Step 1: Define the Null Hypothesis and Alternate Hypothesis.
let μ be the mean weight of almonds
Null Hypothesis: the mean weight of almonds in the boxes is equal to 553 grams
H0 : μ = 553
Alternate Hypothesis: the mean weight of almonds in the boxes is less than 553 grams
Ha : μ < 553
Step 2: level of significance (α) = 0.05
Step 3: Lets check the assumptions.
# Define given dataset dataset <- c(546, 551, 548, 556, 549, 554) #Create qqplot for the dataset qqnorm(dataset) qqline(dataset)
Since the data lies close to the line y=x and has no big deviations from the line, it’s fine to consider the sample as coming from a normal distribution. We can proceed further with our hypothesis test.
Step 4: Calculate the test statistic using the t.test() function from R.
# Define given dataset dataset <- c(546, 551, 548, 556, 549, 554) #Create qqplot for the dataset qqnorm(dataset) qqline(dataset) # Perform one-sample t-test t.test( x= data,mu=553, alternative = "less",conf.level = 0.95)
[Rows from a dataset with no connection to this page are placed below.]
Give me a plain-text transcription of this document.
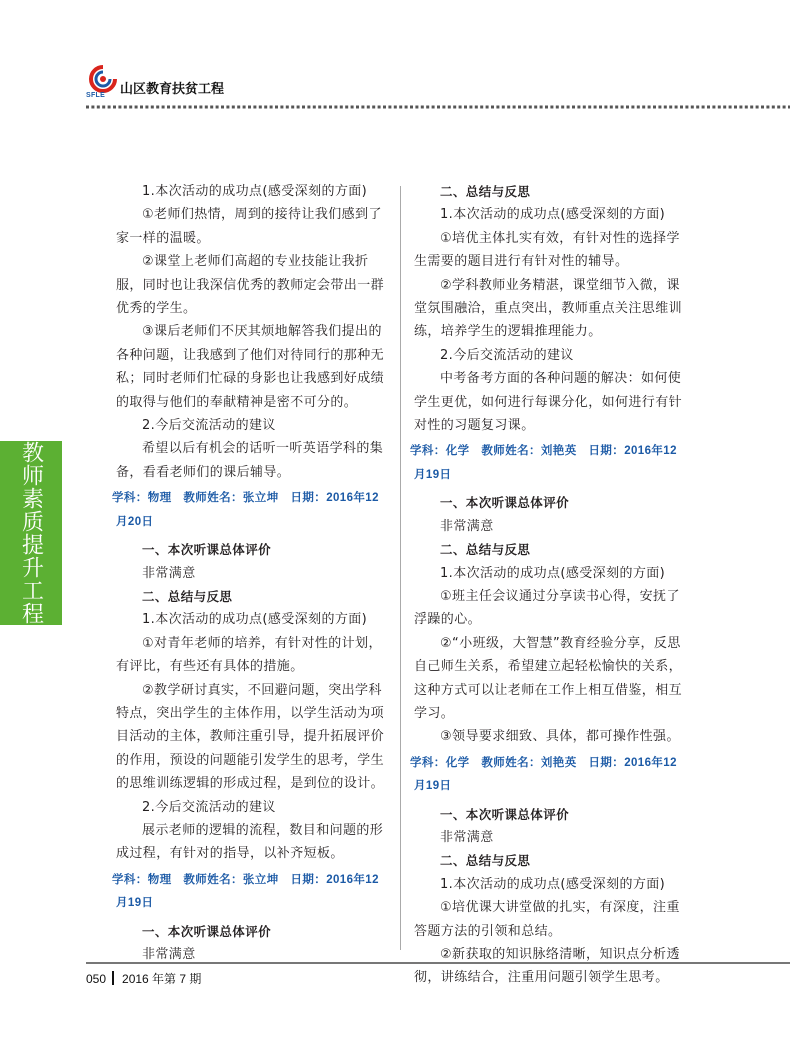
SFLE 山区教育扶贫工程
教师素质提升工程

1.本次活动的成功点(感受深刻的方面)

①老师们热情，周到的接待让我们感到了家一样的温暖。

②课堂上老师们高超的专业技能让我折服，同时也让我深信优秀的教师定会带出一群优秀的学生。

③课后老师们不厌其烦地解答我们提出的各种问题，让我感到了他们对待同行的那种无私；同时老师们忙碌的身影也让我感到好成绩的取得与他们的奉献精神是密不可分的。

2.今后交流活动的建议

希望以后有机会的话听一听英语学科的集备，看看老师们的课后辅导。

学科：物理　教师姓名：张立坤　日期：2016年12月20日

一、本次听课总体评价

非常满意

二、总结与反思

1.本次活动的成功点(感受深刻的方面)

①对青年老师的培养，有针对性的计划，有评比，有些还有具体的措施。

②教学研讨真实，不回避问题，突出学科特点，突出学生的主体作用，以学生活动为项目活动的主体，教师注重引导，提升拓展评价的作用，预设的问题能引发学生的思考，学生的思维训练逻辑的形成过程，是到位的设计。

2.今后交流活动的建议

展示老师的逻辑的流程，数目和问题的形成过程，有针对的指导，以补齐短板。

学科：物理　教师姓名：张立坤　日期：2016年12月19日

一、本次听课总体评价

非常满意

二、总结与反思

1.本次活动的成功点(感受深刻的方面)

①培优主体扎实有效，有针对性的选择学生需要的题目进行有针对性的辅导。

②学科教师业务精湛，课堂细节入微，课堂氛围融洽，重点突出，教师重点关注思维训练，培养学生的逻辑推理能力。

2.今后交流活动的建议

中考备考方面的各种问题的解决：如何使学生更优，如何进行每课分化，如何进行有针对性的习题复习课。

学科：化学　教师姓名：刘艳英　日期：2016年12月19日

一、本次听课总体评价

非常满意

二、总结与反思

1.本次活动的成功点(感受深刻的方面)

①班主任会议通过分享读书心得，安抚了浮躁的心。

②“小班级，大智慧”教育经验分享，反思自己师生关系，希望建立起轻松愉快的关系，这种方式可以让老师在工作上相互借鉴，相互学习。

③领导要求细致、具体，都可操作性强。

学科：化学　教师姓名：刘艳英　日期：2016年12月19日

一、本次听课总体评价

非常满意

二、总结与反思

1.本次活动的成功点(感受深刻的方面)

①培优课大讲堂做的扎实，有深度，注重答题方法的引领和总结。

②新获取的知识脉络清晰，知识点分析透彻，讲练结合，注重用问题引领学生思考。

050 2016 年第 7 期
Specify the alternative hypothesis as “less” because we are performing left tailed test. The results for the one-sample t-test are as follows.
#Results One Sample t-test data: dataset t = -1.5119, df = 5, p-value = 0.09549 alternative hypothesis: true mean is less than 553 95 percent confidence interval: -Inf 553.8875 sample estimates: mean of x 550.3333
Step 5: Interpret the t-test results.
How to interpret t-test results in R?
Let’s see the interpretation of t-test results in R.
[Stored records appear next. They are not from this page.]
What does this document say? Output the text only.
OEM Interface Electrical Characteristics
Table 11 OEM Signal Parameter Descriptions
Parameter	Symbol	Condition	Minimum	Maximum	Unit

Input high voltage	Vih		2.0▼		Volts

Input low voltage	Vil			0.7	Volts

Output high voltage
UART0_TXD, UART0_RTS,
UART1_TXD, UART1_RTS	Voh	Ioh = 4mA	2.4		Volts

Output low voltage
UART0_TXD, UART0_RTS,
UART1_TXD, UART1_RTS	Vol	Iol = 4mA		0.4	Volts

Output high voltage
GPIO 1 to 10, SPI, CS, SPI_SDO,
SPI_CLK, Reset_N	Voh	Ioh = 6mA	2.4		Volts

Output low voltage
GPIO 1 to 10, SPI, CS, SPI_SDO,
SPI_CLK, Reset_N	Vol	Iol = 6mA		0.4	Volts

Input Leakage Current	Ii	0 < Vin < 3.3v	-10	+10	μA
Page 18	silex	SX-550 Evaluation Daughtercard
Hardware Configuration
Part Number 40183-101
data: This gives information about the data set used in the one-sample t-test. In this, we use dataset vector as data.
t: It is the test statistic of the t-test. In our case test statistic = -1.5119
df: It is the degree of freedom for the t-test statistic. In our case df=5
p-value: This is the p-value corresponding to t-test statistic i.e. -1.5119 and degree of freedom i.e. 5. In our case, the p-value is 0.09549.
alternative: It is the alternative hypothesis used for the t-test. In our case, an alternative hypothesis is true to mean is less than 553 i.e left tailed.
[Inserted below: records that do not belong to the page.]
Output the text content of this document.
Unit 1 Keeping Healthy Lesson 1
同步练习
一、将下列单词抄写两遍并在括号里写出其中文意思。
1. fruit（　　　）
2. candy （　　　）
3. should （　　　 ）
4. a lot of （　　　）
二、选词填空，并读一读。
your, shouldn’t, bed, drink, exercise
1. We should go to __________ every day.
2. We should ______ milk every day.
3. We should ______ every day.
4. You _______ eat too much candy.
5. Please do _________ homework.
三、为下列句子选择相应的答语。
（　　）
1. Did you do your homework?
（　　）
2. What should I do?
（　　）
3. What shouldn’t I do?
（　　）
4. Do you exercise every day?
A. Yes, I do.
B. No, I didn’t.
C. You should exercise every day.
95 percent confidence interval: This gives us a 95% confidence interval for the true mean. Here the 95% confidence interval is [-∞,553.8875].
sample estimates: It gives the sample mean. In our case sample mean is 550.33
Step 6: Determine the rejection criteria for the given confidence level and conclude the results whether the test statistic lies in the rejection region or non-rejection region.
Conclusion:
Since the p-value[ 0.09549] is not less than the level of significance (α) = 0.05, we fail to reject the null hypothesis.
This means we do not have sufficient evidence to say that the mean weight of the almonds in the dry fruits is different from 553 grams.
What package is needed for t-test in R?
The R Stats Package is needed to do a t-test in R.